Psychological explanations for mood improvement after exercise have been the
subject of several reviews [45-47]. Cognitive-behavioral theory proposes that
cognitive distortions and repeated intrusive thoughts are major components of
depression [48]. Exercise may act as a distraction from intrusive thoughts, and allow
positive thoughts to surface, decreasing depression in the short-term [49]. Another
possible explanation is that exercise improves body image and self-efficacy which
impact on self-concept and self-esteem [45, 47]. The increased social contact offered
by exercise. groups may be particularly relevant. Kirkcaldy and Shephard [47]
suggested that women desire and derive greater benefit from social interaction than
men.
One caveat however, is that it cannot be assumed that women who exercise regularly
at health and fitness clubs come from the same population as non-exercising women.

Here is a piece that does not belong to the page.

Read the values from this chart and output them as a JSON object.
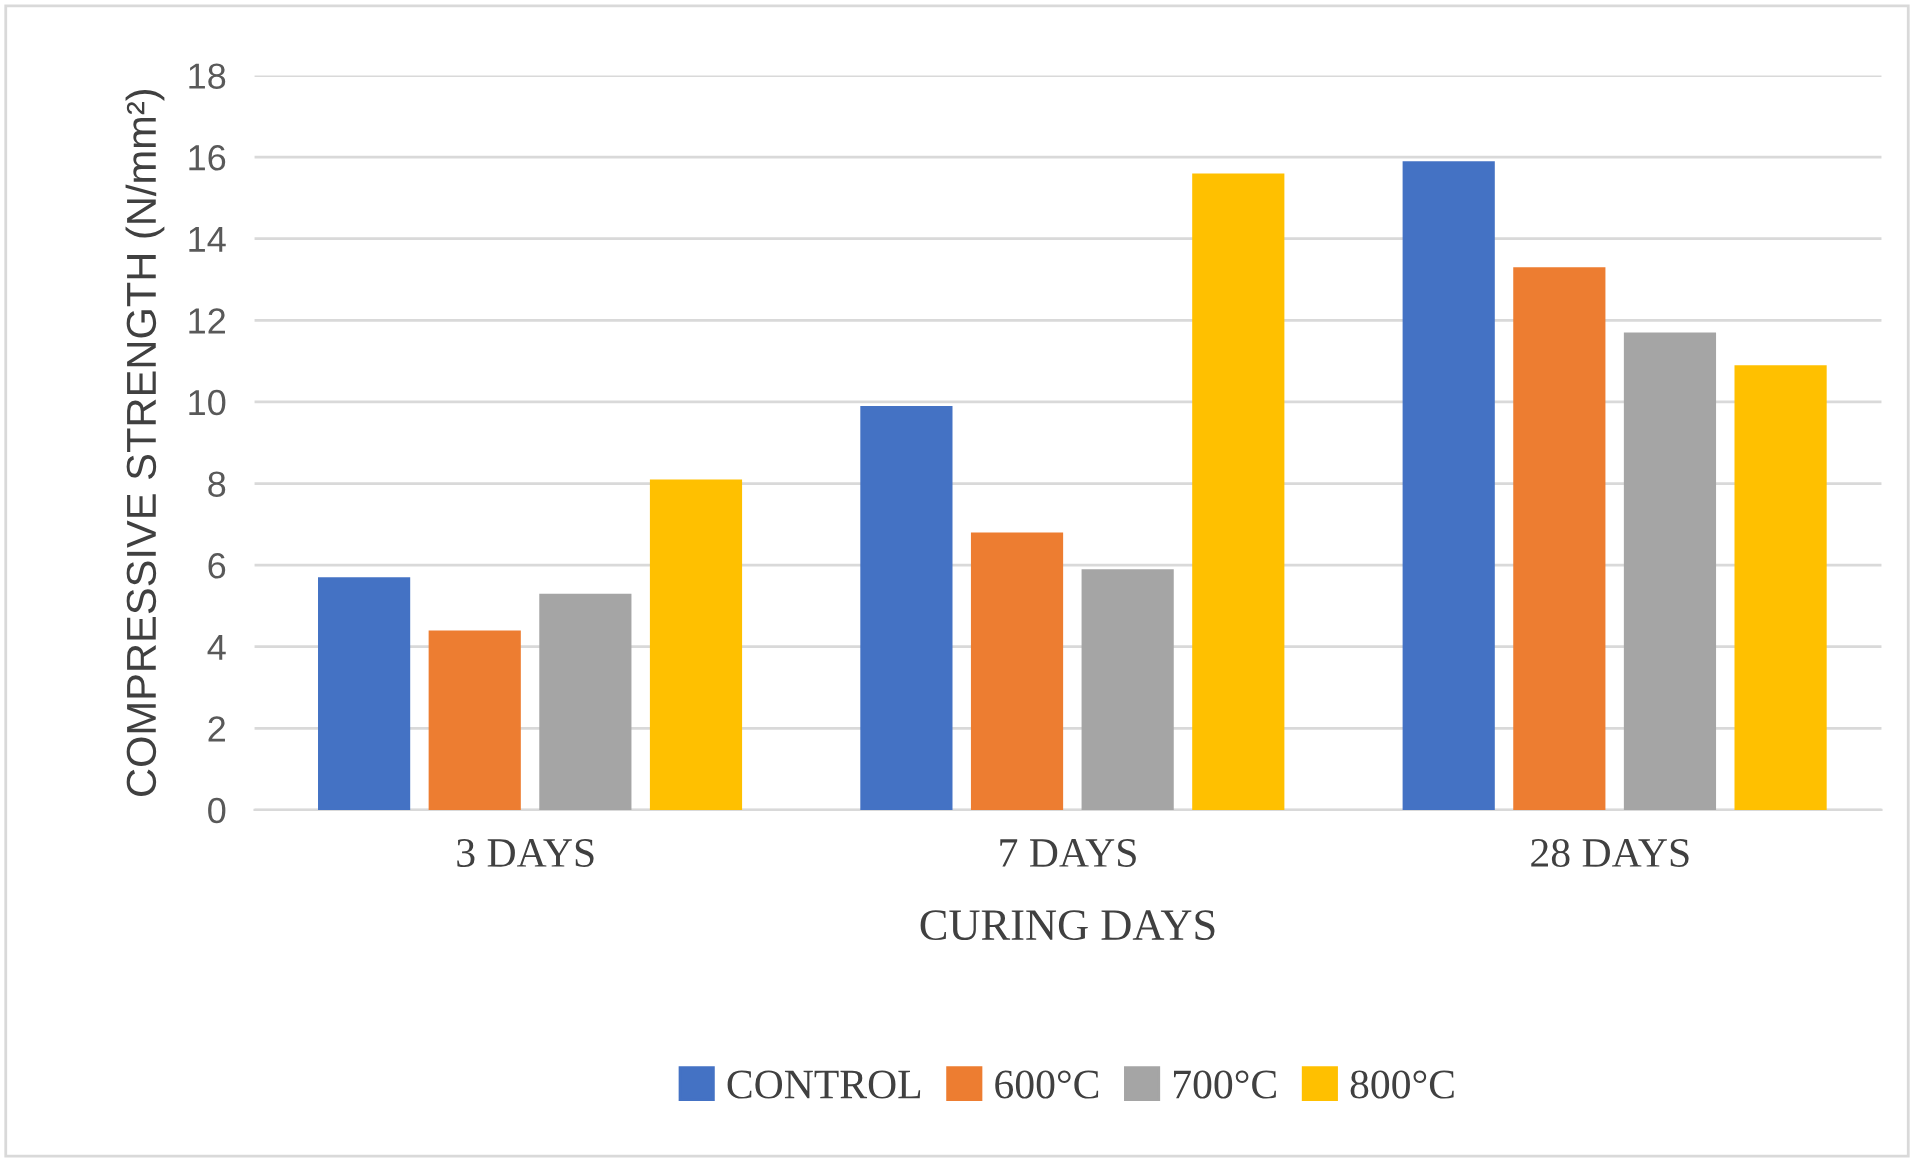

It must be acknowledged that there are likely to be numerous differences between
these groups in terms of health histories, attitudes and interests that may account for
differences in menstrual cycle symptomatology. However, the nonexercising women
were drawn mainly from healthy undergraduate students. Consequently, the finding of
significant differences in menstrual cycle moods and symptoms between groups is all
the more impressive, and suggests that there is a beneficial impact of physical
exercise on menstrual cycle symptomatology and moods.